Antes de continuar a linha central da análise, preciso de um breve adendo. A crítica que Kevin D. Roberts faz ao neoconservadorismo – aliás, é bem semelhante a crítica dos "MAGA conservatives" – é a de que os neoconservadores se preocuparam mais em uma "expansão" e/ou um "projeto de Império Global" pros Estados Unidos do que a resolução de problemas internos. A violenta agenda externa neoconservadora custou aos Estados Unidos um grande endividamento e um esquecimento das questões nacionais. Muito dinheiro foi gasto, muitos recursos foram usados e o próprio povo americano foi esquecido no processo. Grandes problemas nacionais, como a infraestrutura, a indústria, a família e o próprio bem-estar do trabalhador americano foram simplesmente deixados de lado em prol do sonho neoconservador. Esses profundos problemas sociais, econômicos e de infraestrutura – além de uma visão bastante pejorativa que a agenda neoconservadora causou – gerou uma revisão intelectual do movimento conservador, o que levou a uma agenda mais voltada as questões domésticas ("America First").
Outra questão apresentada é o renascimento das instituições cristãs e da "alma americana". É a preocupação com o "espírito da fronteira". A questão de "conquistar novos mundos" por um espírito aventureiro e empreendedor. As instituições cristãs que renasceriam seriam as instituições ligadas as atividades educacionais, mais propriamente aquelas que apresentam o caráter da educação clássica. Para compreender melhor o que seria isso, recomendo que busque informações acerca da Hillsdale College. Já o renascimento do "espírito da fronteira" seria a busca pela atividade da realização tecnológica e empresarial – o que só é possível com uma grande reforma educacional e econômica –, fazendo frente a China.

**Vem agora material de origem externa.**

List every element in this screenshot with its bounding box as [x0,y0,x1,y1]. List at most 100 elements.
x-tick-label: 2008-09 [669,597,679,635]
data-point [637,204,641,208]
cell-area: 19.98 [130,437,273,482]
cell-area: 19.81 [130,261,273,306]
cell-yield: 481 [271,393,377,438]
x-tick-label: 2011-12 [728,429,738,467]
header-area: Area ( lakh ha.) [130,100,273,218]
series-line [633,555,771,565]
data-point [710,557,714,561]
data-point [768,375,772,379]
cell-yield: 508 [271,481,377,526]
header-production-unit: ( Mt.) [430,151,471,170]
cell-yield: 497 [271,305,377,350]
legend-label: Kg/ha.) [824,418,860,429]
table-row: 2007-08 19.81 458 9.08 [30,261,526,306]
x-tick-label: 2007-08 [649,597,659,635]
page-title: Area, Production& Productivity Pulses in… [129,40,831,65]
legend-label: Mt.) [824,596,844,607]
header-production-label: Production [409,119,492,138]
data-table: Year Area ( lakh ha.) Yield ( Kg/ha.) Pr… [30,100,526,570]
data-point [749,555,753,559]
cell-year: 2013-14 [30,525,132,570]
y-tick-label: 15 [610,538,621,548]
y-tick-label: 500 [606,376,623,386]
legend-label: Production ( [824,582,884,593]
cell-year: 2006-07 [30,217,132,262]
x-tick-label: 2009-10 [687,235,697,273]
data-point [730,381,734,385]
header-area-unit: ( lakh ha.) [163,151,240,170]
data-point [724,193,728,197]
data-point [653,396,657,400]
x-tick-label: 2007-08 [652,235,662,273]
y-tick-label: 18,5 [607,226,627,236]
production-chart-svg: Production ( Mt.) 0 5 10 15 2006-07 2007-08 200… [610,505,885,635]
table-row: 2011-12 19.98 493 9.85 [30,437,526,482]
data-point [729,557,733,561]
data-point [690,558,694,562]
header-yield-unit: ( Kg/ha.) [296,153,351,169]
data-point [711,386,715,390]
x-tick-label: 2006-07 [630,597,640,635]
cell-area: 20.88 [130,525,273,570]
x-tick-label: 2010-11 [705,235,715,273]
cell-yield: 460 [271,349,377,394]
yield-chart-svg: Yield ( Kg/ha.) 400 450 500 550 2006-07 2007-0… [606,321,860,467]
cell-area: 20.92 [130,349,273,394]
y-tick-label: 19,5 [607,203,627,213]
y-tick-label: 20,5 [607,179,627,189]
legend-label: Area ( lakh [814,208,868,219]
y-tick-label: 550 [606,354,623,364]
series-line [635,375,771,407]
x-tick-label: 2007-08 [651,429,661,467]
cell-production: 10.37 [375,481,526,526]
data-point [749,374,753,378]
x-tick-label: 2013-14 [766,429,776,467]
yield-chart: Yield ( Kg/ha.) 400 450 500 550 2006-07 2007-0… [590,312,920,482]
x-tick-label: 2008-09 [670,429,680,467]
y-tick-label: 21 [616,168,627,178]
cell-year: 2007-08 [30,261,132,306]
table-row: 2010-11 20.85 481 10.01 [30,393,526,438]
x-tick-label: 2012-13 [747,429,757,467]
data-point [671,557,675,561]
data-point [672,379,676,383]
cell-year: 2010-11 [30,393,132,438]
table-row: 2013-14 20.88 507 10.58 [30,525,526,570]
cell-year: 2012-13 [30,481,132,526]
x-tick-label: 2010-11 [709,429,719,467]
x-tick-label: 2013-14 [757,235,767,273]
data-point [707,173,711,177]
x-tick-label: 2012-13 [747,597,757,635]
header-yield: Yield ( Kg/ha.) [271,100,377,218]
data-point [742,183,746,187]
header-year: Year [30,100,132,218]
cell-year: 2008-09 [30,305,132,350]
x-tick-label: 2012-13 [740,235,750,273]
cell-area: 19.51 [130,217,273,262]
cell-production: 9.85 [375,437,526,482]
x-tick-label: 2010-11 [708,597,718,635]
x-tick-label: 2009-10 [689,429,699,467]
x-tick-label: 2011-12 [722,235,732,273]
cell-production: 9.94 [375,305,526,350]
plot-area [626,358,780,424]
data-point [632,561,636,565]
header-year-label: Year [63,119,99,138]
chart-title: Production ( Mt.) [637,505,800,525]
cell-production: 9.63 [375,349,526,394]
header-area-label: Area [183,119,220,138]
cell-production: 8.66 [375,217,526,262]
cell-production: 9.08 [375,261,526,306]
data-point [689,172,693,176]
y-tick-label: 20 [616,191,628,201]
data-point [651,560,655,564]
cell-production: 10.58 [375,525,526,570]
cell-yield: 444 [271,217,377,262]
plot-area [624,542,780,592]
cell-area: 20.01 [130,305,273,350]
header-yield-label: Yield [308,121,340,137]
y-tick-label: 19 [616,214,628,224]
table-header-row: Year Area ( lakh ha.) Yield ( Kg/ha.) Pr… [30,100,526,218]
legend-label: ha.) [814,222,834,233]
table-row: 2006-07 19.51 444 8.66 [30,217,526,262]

Sem dúvidas, o livro de Kevin D. Roberts é um livro muito impressionante e importante. Ele traz um colossal revisão tática, metodológica e até mesmo na estrutura do pensamento conservador. Creio que ele merece ser lido. É um dos livros mais importantes dessa década e com certeza impactará o debate público e as estratégias políticas dos próximos tempos. Kevin D. Roberts demonstra ser um importante líder e ao mesmo tempo estabelece a possibilidade de uma cópia tática em outros países do mundo.